Here is the implementation in a go playground so you can see how it works. The exec func just prints out the generated SQL. The pgtypes have all been replaced with base types for simplicity: https://play.golang.org/p/CcezMTKZQmh Please keep in mind the generate valuesSQL part is a bit messy, but I'm sure it can be cleaned up. The second loop to generate the interface values could also be combined with the first but this is more readable for demonstration purposes. This is just an example to show how it could potentially work.

One thing of note with this approach is that postgres has a max amount of parameters that can be bound to using a prepared statement. I believe the max is 65355 because the protocol uses an Int16 to pass the number of parameters (see Bind: https://www.postgresql.org/docs/current/protocol-message-formats.html). If necessary, a check can be added though since we know how many rows and fields are being passed in.

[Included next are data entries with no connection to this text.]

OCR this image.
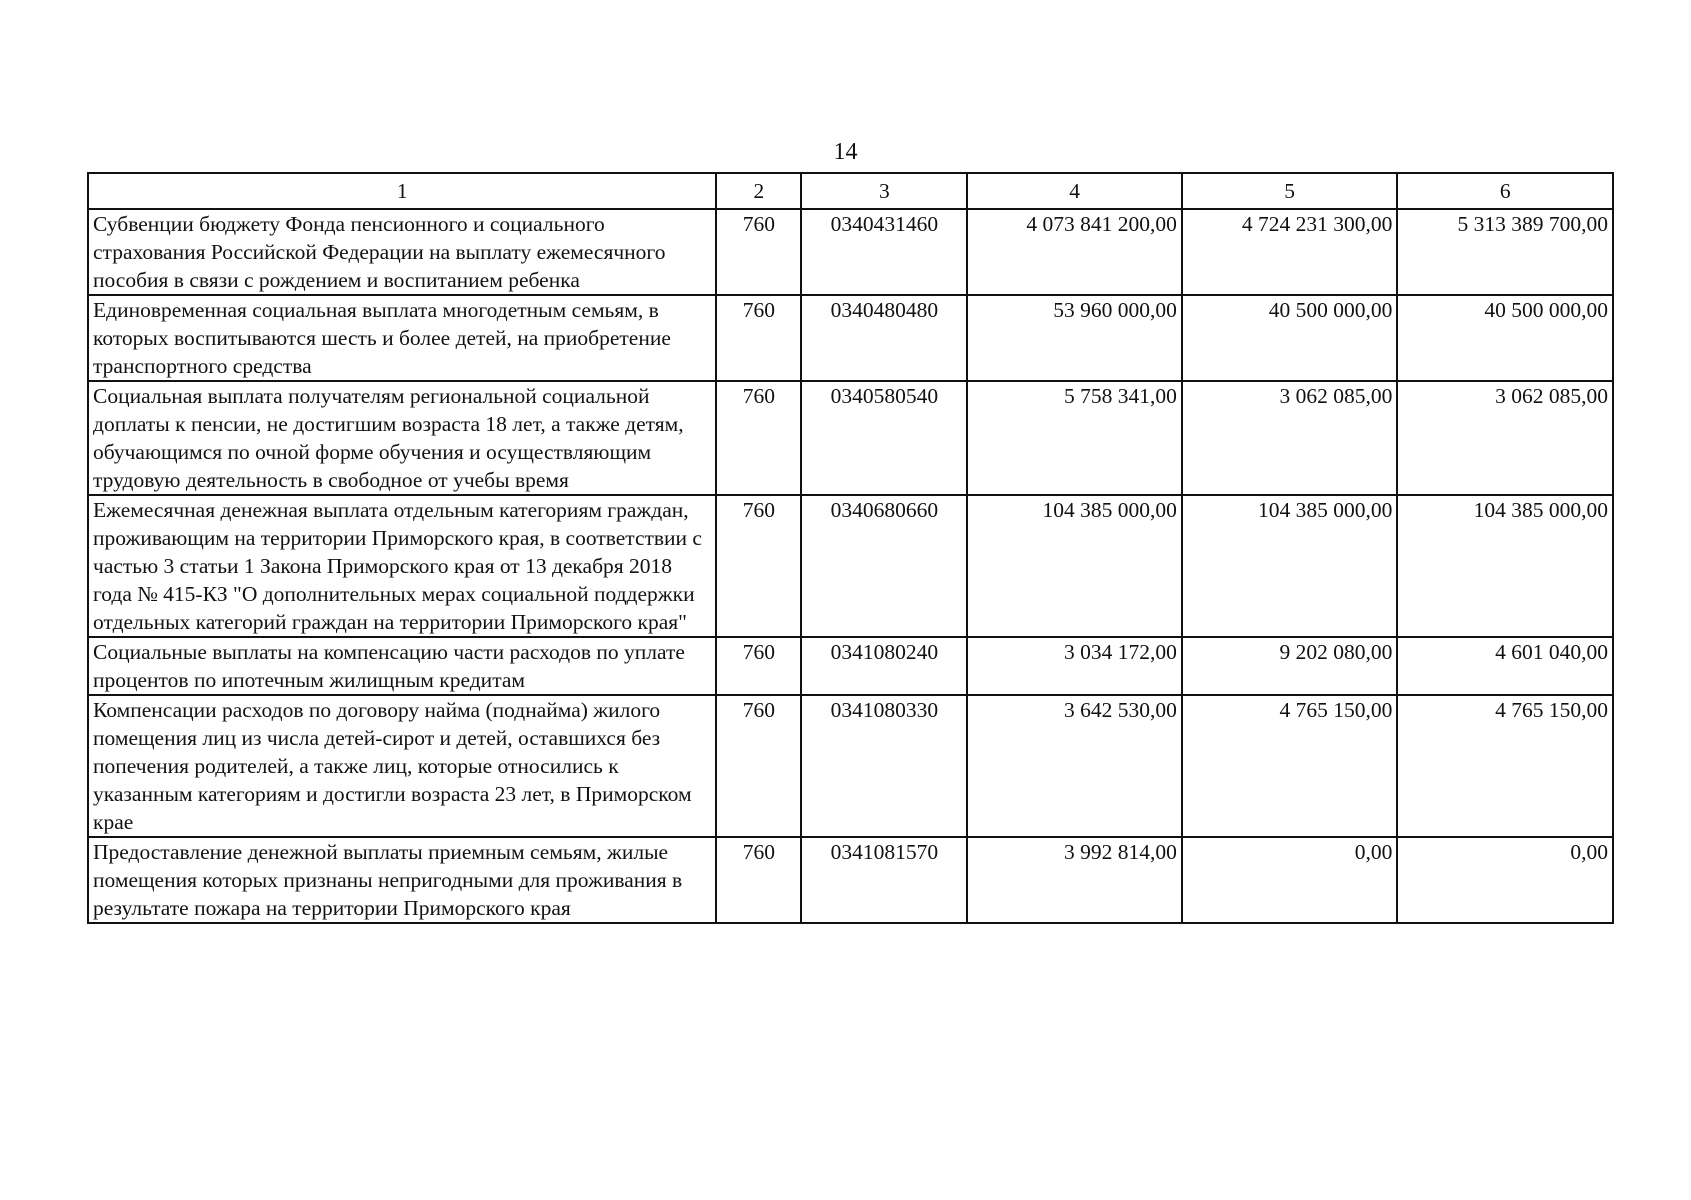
14
1	2	3	4	5	6
Субвенции бюджету Фонда пенсионного и социального страхования Российской Федерации на выплату ежемесячного пособия в связи с рождением и воспитанием ребенка	760	0340431460	4 073 841 200,00	4 724 231 300,00	5 313 389 700,00
Единовременная социальная выплата многодетным семьям, в которых воспитываются шесть и более детей, на приобретение транспортного средства	760	0340480480	53 960 000,00	40 500 000,00	40 500 000,00
Социальная выплата получателям региональной социальной доплаты к пенсии, не достигшим возраста 18 лет, а также детям, обучающимся по очной форме обучения и осуществляющим трудовую деятельность в свободное от учебы время	760	0340580540	5 758 341,00	3 062 085,00	3 062 085,00
Ежемесячная денежная выплата отдельным категориям граждан, проживающим на территории Приморского края, в соответствии с частью 3 статьи 1 Закона Приморского края от 13 декабря 2018 года № 415-КЗ "О дополнительных мерах социальной поддержки отдельных категорий граждан на территории Приморского края"	760	0340680660	104 385 000,00	104 385 000,00	104 385 000,00
Социальные выплаты на компенсацию части расходов по уплате процентов по ипотечным жилищным кредитам	760	0341080240	3 034 172,00	9 202 080,00	4 601 040,00
Компенсации расходов по договору найма (поднайма) жилого помещения лиц из числа детей-сирот и детей, оставшихся без попечения родителей, а также лиц, которые относились к указанным категориям и достигли возраста 23 лет, в Приморском крае	760	0341080330	3 642 530,00	4 765 150,00	4 765 150,00
Предоставление денежной выплаты приемным семьям, жилые помещения которых признаны непригодными для проживания в результате пожара на территории Приморского края	760	0341081570	3 992 814,00	0,00	0,00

jschaf commented 2 years ago

I think the options you laid out would work for my use case. I didn't even know about the table composite types so that's pretty cool.

One of the fringe benefits of writing a Go-Postgres mapping is you learn the Postgres type system in gory detail.

We've actually switched to using pggen to generate the boilerplate for our DAL in our code base. We used to write everything manually by hand but we found that your tool works very well

Glad to hear it! That's pretty much why I built it. I like SQL but didn't like doing the mapping to Go.

As for the dynamically generated SQL, I've written some functions in the past that have solved this specific use case when it comes to inserting multiple values at once. If you like, I can try to open a PR with a POC. Off the top of my head, here is how it could work:

One thing I've tried to avoid is extending Postgres syntax for pggen. In our codebase, we declare pggen.arg as a function that returns any so it means it highlights correctly in IntelliJ (and presumably other editors).

-- This schema file exists solely so IntelliJ doesn't underline every
-- pggen.arg() expression in squiggly red.
CREATE SCHEMA pggen;

-- pggen.arg defines a named parameter that's eventually compiled into a
-- placeholder for a prepared query: $1, $2, etc.
CREATE FUNCTION pggen.arg(param text) RETURNS any AS '';

In general, I'm okay with requiring clients to use more cumbersome hacks like the options above for things that can be done in Postgres instead of pggen. SQL has a bunch of awkward constructs that look like values but you can't use them for prepared queries, like the VALUES constructor and the x IN (1, 2, 3) expression but there are workarounds for both. The rationale is to keep the number of codepaths low and keep pggen relatively easy to hack on.

For dynamic queries that you can't do in Postgres, I'm interested in adding support to pggen. I'll probably add something like pggen.predicate first and follow up with pggen.ident for dynamic columns and group-bys (group-bys are a can of worms though since changing the group-by can make the query invalid). If you're interested, I'll let you know when I do the design doc for either one.

jschaf commented 2 years ago

I started a tracking bug for dynamic predicates: https://github.com/jschaf/pggen/issues/41

jschaf commented 2 years ago

I'll close this since there's a reasonable workaround that doesn't require any extra syntax and focus on the dynamic predicates.